I didn't have good luck with the MSI Afterburner frequency scanner this round — it kept failing after 10-15 minutes or so of testing. That put us back to manually overclocking, which in practice usually means similar results, just with a bit more fiddling. We start by looping the Unigine Heaven 4.0 benchmark in a window at 1440p extreme, then bump up RAM clocks in 250 MHz increments until the GPU crashes or visual anomalies appear. Then we go back to the previous 'safe' level and repeat the same process for GPU clocks, except with 25 MHz increments.
We were nearly able to max out the GDDR6 overclock at 16.5-17Gbps, but the EDR feature (Error Detection and Retry) meant performance was actually slower than a lesser RAM OC. Eventually, we stuck with a 1000 MHz overclock on the RAM (the best-case maximum would be in the 1000-1250 MHz range, based on our testing), giving an effective data rate of 16Gbps. For the GPU, 150 MHz was nearly stable but crashed in two tests, so we dropped down to a 140 MHz overclock that completed the full test suite.
Besides changing the memory and GPU clocks, we also increased the power limit to the maximum 110 percent and adjusted the fan curve. That last one is critical for maintaining a stable overclock, as sticking with a default fan curve tends to lead to periodic crashes. Basically, we set the fan to a 50 percent minimum and gave it a steady ramp from 50 percent at 40C up to 100 percent at 80C. We could certainly do more tuning, but that was sufficient to keep temperatures in check and still wasn't overly loud.
Overclocked results are present in our standard benchmark charts, but not in the bonus extended tests or DirectX Raytracing (DXR) suites. We have several AIB 3060 Ti cards we'll be looking at in the future that have factory overclocks, so if you want something a bit more potent than the reference design, stay tuned.
Nvidia GeForce RTX 3060 Ti — Test Setup
Intel Core i9-9900K (opens in new tab)
MSI MEG Z390 Ace (opens in new tab)
Corsair 2x16GB DDR4-3200 CL16 (opens in new tab)
XPG SX8200 Pro 2TB (opens in new tab)
Seasonic Focus 850 Platinum (opens in new tab)
Corsair Hydro H150i Pro RGB (opens in new tab)
As with the recent Radeon RX 6800 XT and RX 6800 review, we have multiple test suites we'll be running. The baseline suite consists of the same games we've been using throughout 2020: nine games, none of which were released this year, which means drivers should be good and optimized by now. We ran the stock and overclocked GPU through this suite.

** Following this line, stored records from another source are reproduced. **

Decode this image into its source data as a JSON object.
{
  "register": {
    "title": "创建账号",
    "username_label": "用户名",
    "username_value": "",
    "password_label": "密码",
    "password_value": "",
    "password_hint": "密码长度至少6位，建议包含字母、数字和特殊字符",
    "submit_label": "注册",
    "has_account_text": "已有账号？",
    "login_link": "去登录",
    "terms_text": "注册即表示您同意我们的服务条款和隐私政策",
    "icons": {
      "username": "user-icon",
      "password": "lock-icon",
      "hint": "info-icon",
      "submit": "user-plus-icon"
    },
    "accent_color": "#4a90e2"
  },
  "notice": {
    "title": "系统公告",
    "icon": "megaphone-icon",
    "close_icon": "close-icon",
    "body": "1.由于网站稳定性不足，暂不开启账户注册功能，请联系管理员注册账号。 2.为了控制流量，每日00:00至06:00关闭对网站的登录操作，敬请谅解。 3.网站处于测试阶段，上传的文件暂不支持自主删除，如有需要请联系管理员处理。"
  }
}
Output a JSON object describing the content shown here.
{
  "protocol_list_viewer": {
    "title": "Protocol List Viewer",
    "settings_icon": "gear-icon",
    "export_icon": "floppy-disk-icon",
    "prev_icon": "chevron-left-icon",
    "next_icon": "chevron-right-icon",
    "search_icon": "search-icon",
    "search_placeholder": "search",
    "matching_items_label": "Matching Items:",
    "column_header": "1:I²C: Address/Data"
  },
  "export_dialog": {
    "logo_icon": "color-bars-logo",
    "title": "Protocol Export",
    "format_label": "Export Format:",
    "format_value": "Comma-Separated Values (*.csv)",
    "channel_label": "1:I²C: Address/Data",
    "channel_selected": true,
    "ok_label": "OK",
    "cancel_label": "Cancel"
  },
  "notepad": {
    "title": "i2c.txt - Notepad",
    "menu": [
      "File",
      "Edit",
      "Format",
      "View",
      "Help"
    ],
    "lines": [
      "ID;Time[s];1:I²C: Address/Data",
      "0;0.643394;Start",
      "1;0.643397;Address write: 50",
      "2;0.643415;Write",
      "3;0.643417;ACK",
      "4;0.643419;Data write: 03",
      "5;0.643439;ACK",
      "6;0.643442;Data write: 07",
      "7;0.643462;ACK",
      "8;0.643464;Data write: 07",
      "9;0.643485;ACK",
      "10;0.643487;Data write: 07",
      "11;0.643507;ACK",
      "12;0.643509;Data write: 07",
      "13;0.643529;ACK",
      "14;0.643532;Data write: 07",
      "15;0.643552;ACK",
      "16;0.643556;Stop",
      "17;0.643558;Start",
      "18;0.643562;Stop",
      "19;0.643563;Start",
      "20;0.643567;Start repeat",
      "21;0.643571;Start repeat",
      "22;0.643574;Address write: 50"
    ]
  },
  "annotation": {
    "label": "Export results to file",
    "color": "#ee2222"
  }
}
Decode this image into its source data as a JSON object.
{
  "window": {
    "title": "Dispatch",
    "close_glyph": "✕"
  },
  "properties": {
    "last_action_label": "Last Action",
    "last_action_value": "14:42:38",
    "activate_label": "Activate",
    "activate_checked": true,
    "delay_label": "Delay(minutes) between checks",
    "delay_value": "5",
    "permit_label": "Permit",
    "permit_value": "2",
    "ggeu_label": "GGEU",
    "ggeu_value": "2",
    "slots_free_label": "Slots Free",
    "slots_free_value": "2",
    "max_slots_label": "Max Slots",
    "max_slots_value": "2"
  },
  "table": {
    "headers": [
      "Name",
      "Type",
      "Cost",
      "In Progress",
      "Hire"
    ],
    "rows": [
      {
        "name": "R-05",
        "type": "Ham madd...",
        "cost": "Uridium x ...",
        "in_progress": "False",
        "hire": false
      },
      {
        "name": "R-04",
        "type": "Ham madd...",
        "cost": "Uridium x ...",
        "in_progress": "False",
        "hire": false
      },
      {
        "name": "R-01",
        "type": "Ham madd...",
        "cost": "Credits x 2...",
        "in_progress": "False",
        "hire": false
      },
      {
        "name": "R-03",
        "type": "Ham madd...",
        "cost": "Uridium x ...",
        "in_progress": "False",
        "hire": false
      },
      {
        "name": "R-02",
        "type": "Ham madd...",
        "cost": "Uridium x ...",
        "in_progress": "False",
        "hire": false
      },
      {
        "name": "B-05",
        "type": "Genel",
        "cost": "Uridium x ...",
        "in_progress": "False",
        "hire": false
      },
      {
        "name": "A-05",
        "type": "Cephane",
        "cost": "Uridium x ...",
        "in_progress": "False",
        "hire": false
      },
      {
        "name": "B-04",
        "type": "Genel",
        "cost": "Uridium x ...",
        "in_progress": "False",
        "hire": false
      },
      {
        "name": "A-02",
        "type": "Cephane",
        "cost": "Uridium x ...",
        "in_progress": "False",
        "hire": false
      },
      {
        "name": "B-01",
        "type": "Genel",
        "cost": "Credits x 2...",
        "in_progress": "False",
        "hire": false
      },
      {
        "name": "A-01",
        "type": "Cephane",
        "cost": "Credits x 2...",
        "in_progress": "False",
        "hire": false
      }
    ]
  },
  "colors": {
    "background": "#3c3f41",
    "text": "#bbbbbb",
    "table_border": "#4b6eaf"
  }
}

Our second extended test suite includes the nine legacy games and then adds two ray tracing enabled games (Dirt 5 and Watch Dogs Legion) — that's a heavily AMD-biased game, with an Nvidia-influence game, just to keep things a bit equal. Worth noting is that the DXR support in Dirt 5 is currently in beta/preview, so take it with an extra scoop of salt. Two more games from 2020 (Assassin's Creed Valhalla and Horizon Zero Dawn) complete the suite, with both being AMD promoted games. It doesn't seem to matter much on HZD, but Valhalla very much favors AMD GPUs right now. This extended test suite is only run on the latest generation GPUs (RTX 30-series and RX 6000 series), but we also run it on a Core i9-10900K PC and a Ryzen 9 5900X PC to show CPU scaling. However, there are differences in motherboard and RAM, which appear to at least partially influence the final results.
If the extended suite seems a bit AMD slanted, we make up for that in the DXR suite. Here we've benchmarked 10 games and tests, most of which are Nvidia promoted. That's largely because prior to the RX 6800 launch last month, AMD didn't have any ray tracing capable GPUs, but there's certainly potential for the games to be more heavily optimized for Nvidia's RTX hardware. The DXR tests are run on our standard i9-9900K PC.
We've run all of the tests at 1080p, 1440p, and 4K ultra. We've also run the GeForce RTX 3060 Ti with DLSS enabled where possible (in Quality mode if it's an option) on the DXR suite, to show how that affects things. Spoiler: It helps performance a lot. Given this is a $400 graphics card, 1080p and 1440p are the primary targets, but 4K isn't out of the question, so we'll go through all three resolutions. If you want medium quality results, we'll be updating our best graphics card article shortly with the full standard suite of results at all six settings/resolution combinations.